The entry of Christ into the city of Jerusalem was not only a literal fulfillment of prophecy, but it was a demonstration of the nature of His kingdom (John 18:36). The Prince of Peace entered the city of David while riding upon a donkey, not upon a horse as if ready for war.
A few days after His entry into Jerusalem, the tide of public opinion would turn against Christ. Our Savior knew this would happen, for on the day of His entry into Jerusalem He said, “And I, if I am lifted up from the earth, will draw all peoples to Myself” (John 12:32). John tells us that Jesus said these words “signifying by what death He would die” (John 12:33).
Some of the same people who had cut down palm branches to welcome the Son of God into their city would soon stand in front of Pilate’s judgment hall and cry out for the death of the Lamb of God.

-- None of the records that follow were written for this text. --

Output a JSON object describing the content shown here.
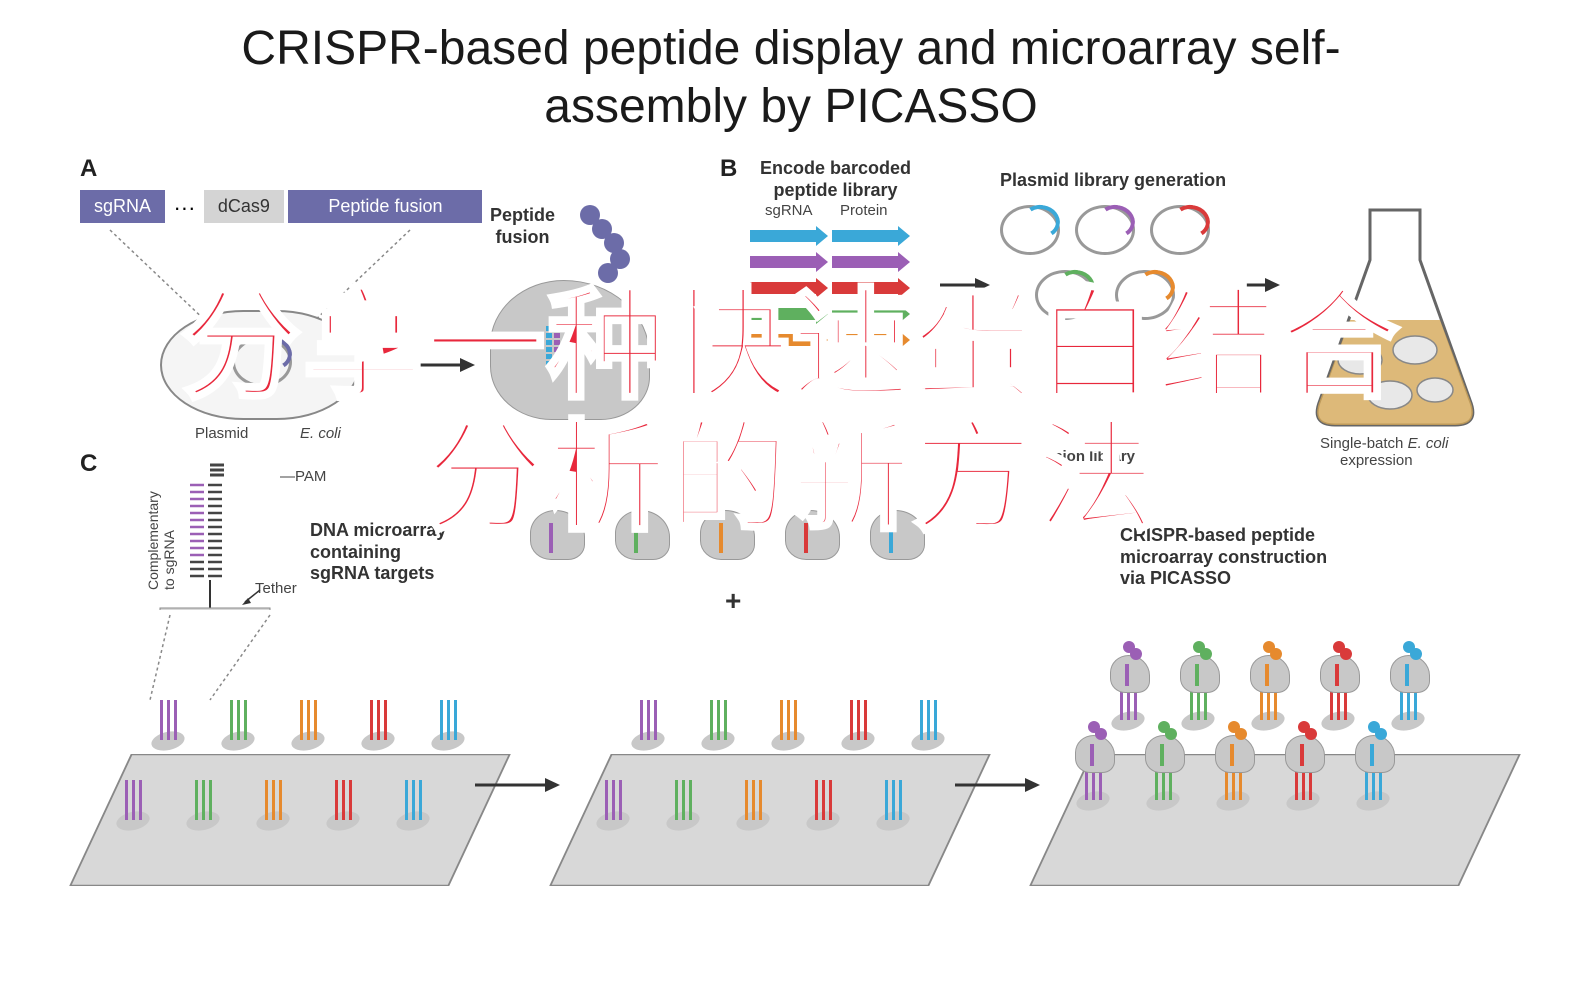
{
  "title_line1": "CRISPR-based peptide display and microarray self-",
  "title_line2": "assembly by PICASSO",
  "panelA": {
    "label": "A",
    "sgRNA": "sgRNA",
    "dots": "···",
    "dCas9": "dCas9",
    "peptideFusion": "Peptide fusion",
    "peptideFusionLabel": "Peptide\nfusion",
    "plasmidLabel": "Plasmid",
    "ecoliLabel": "E. coli"
  },
  "panelB": {
    "label": "B",
    "encodeLabel": "Encode barcoded\npeptide library",
    "sgRNAcol": "sgRNA",
    "proteinCol": "Protein",
    "plasmidGenLabel": "Plasmid library generation",
    "expressionLabel": "Single-batch",
    "ecoliItalic": "E. coli",
    "expressionLabel2": "expression",
    "fusionLibraryLabel": "fusion library",
    "barcodeColors": [
      "#3aa8d8",
      "#9b5fb5",
      "#d93a3a",
      "#5fb05f",
      "#e68a2e"
    ]
  },
  "panelC": {
    "label": "C",
    "complementaryLabel": "Complementary\nto sgRNA",
    "pamLabel": "PAM",
    "tetherLabel": "Tether",
    "microarrayLabel": "DNA microarray\ncontaining\nsgRNA targets",
    "plusSign": "+",
    "constructLabel": "CRISPR-based peptide\nmicroarray construction\nvia PICASSO",
    "probeColors": [
      "#9b5fb5",
      "#5fb05f",
      "#e68a2e",
      "#d93a3a",
      "#3aa8d8"
    ]
  },
  "overlay": {
    "line1": "分享一种快速蛋白结合",
    "line2": "分析的新方法",
    "color": "#e8283c"
  },
  "colors": {
    "purpleBox": "#6c6ca8",
    "grayBox": "#d4d4d4",
    "darkGray": "#888888",
    "flaskFill": "#d4a858",
    "proteinPurple": "#6c6ca8"
  }
}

The apostle John records the scene as Pilate presents the innocent Jesus to a stirred-up Jewish mob. “Now it was the Preparation Day of the Passover, and about the sixth hour. And he said to the Jews, ‘Behold your King!’ But they cried out, ‘Away with Him, away with Him! Crucify Him!’ Pilate said to them, ‘Shall I crucify your King?’ The chief priests answered, ‘We have no king but Caesar!’ So he delivered Him to them to be crucified. So they took Jesus and led Him away.” (John 19:14-16).